Les manipulations judiciaires de la Grande Guerre
Les manipulations judiciaires de la Grande Guerre
Le Tigre est réputé avoir dit : « La justice militaire est à la justice ce que la musique militaire est à la musique ». Il s’avère que pendant la Grande Guerre et au cours des quelques années qui ont suivi la victoire les accents d’un « Sambre-et-Meuse » expéditif scandé par Clemenceau ont résonné dans les prétoires, tandis que la presse sonnait l’hallali et que le public applaudissait au verdict. Or, à l’époque, la conclusion risquait fort de s’exprimer à la satisfaction de la foule par les termes évocateurs de « poteau » et de « douze balles ».

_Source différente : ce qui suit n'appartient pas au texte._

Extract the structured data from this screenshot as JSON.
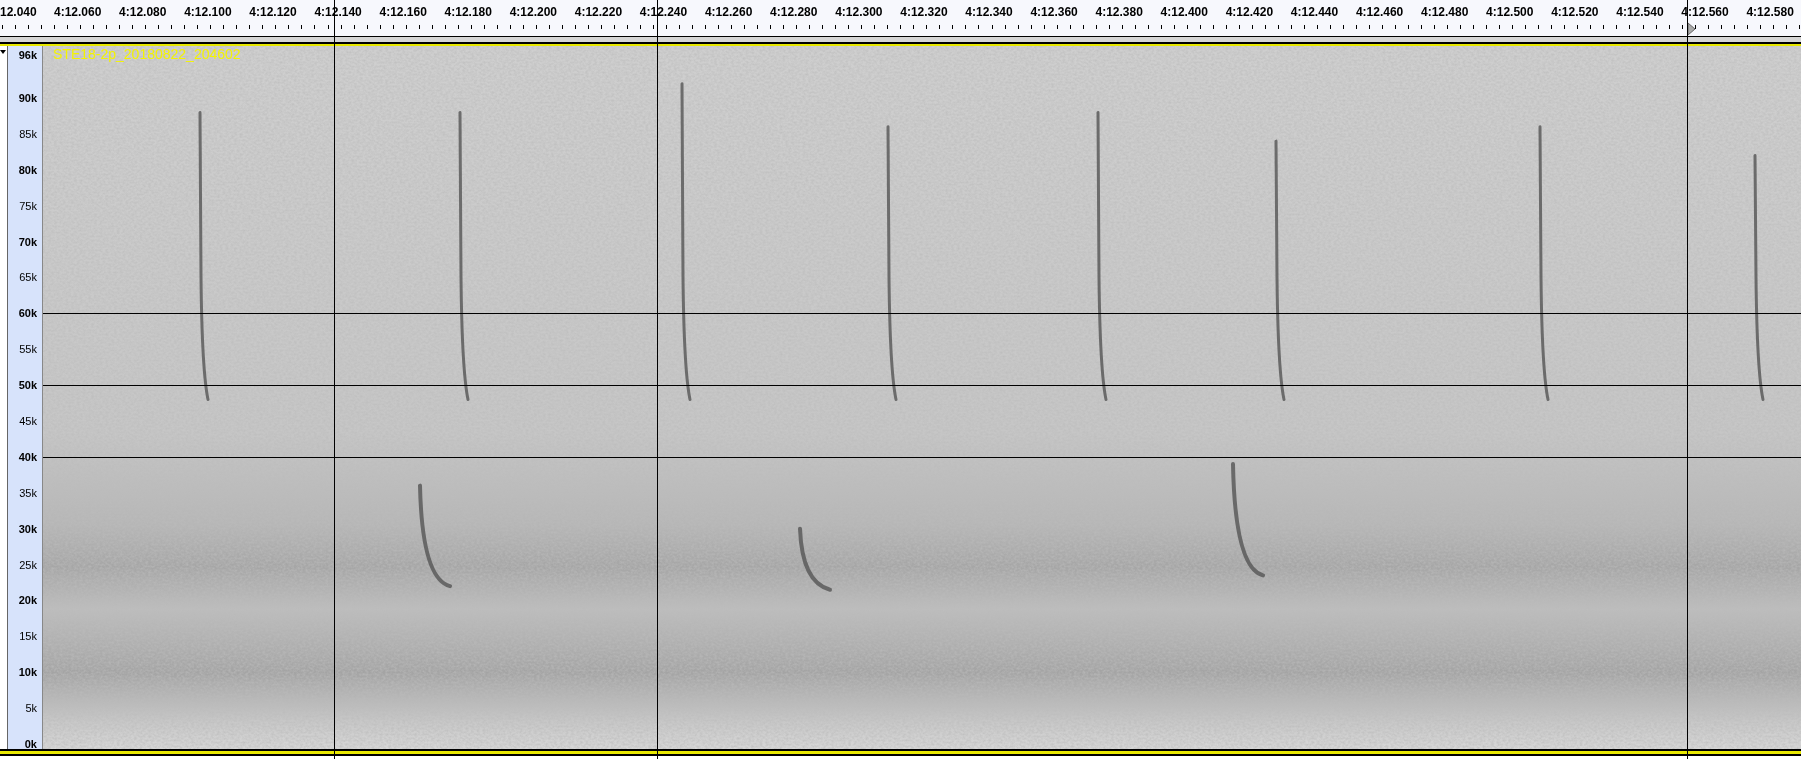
{
  "ruler": {
    "labels": [
      "12.040",
      "4:12.060",
      "4:12.080",
      "4:12.100",
      "4:12.120",
      "4:12.140",
      "4:12.160",
      "4:12.180",
      "4:12.200",
      "4:12.220",
      "4:12.240",
      "4:12.260",
      "4:12.280",
      "4:12.300",
      "4:12.320",
      "4:12.340",
      "4:12.360",
      "4:12.380",
      "4:12.400",
      "4:12.420",
      "4:12.440",
      "4:12.460",
      "4:12.480",
      "4:12.500",
      "4:12.520",
      "4:12.540",
      "4:12.560",
      "4:12.580"
    ]
  },
  "track": {
    "title": "STE18-2p_20180822_204602",
    "y_axis": [
      {
        "label": "96k",
        "major": true
      },
      {
        "label": "90k",
        "major": true
      },
      {
        "label": "85k",
        "major": false
      },
      {
        "label": "80k",
        "major": true
      },
      {
        "label": "75k",
        "major": false
      },
      {
        "label": "70k",
        "major": true
      },
      {
        "label": "65k",
        "major": false
      },
      {
        "label": "60k",
        "major": true
      },
      {
        "label": "55k",
        "major": false
      },
      {
        "label": "50k",
        "major": true
      },
      {
        "label": "45k",
        "major": false
      },
      {
        "label": "40k",
        "major": true
      },
      {
        "label": "35k",
        "major": false
      },
      {
        "label": "30k",
        "major": true
      },
      {
        "label": "25k",
        "major": false
      },
      {
        "label": "20k",
        "major": true
      },
      {
        "label": "15k",
        "major": false
      },
      {
        "label": "10k",
        "major": true
      },
      {
        "label": "5k",
        "major": false
      },
      {
        "label": "0k",
        "major": true
      }
    ]
  }
}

En disséquant par le menu le déroulement de procès dont les plus célèbres, encore cités de nos jours, visèrent Bolo Pacha, l’équipe du « Bonnet rouge » et le doublé Malvy-Caillaux où le premier offrait surtout l’occasion d’atteindre le second, feu Léon Schirmann fait apparaître les à-peu-près de la procédure menée par le couple infernal Bouchardon-Mornet. Ce dernier, après avoir eu la peau de Mata Hari (alors que, selon ses propres dires, il n’y avait dans cette affaire « pas de quoi fouetter un chat ») et avant de tenter plus tard d’avoir celle de Philippe Pétain en dépit d’un malencontreux serment prêté sous Vichy, s’acharne jusqu’à aller « dans la boue chercher des preuves pour faire tomber la tête d’un traître ». L’auteur apporte une foule d’exemples de témoignages bidon provenant d’intermédiaires véreux, de preuves suspectes tirées de documents mal traduits ou mal décryptés, de pressions destinées à bâillonner la défense… En fait, la présomption d’innocence est inversée et « l’instruction se fait uniquement à charge ».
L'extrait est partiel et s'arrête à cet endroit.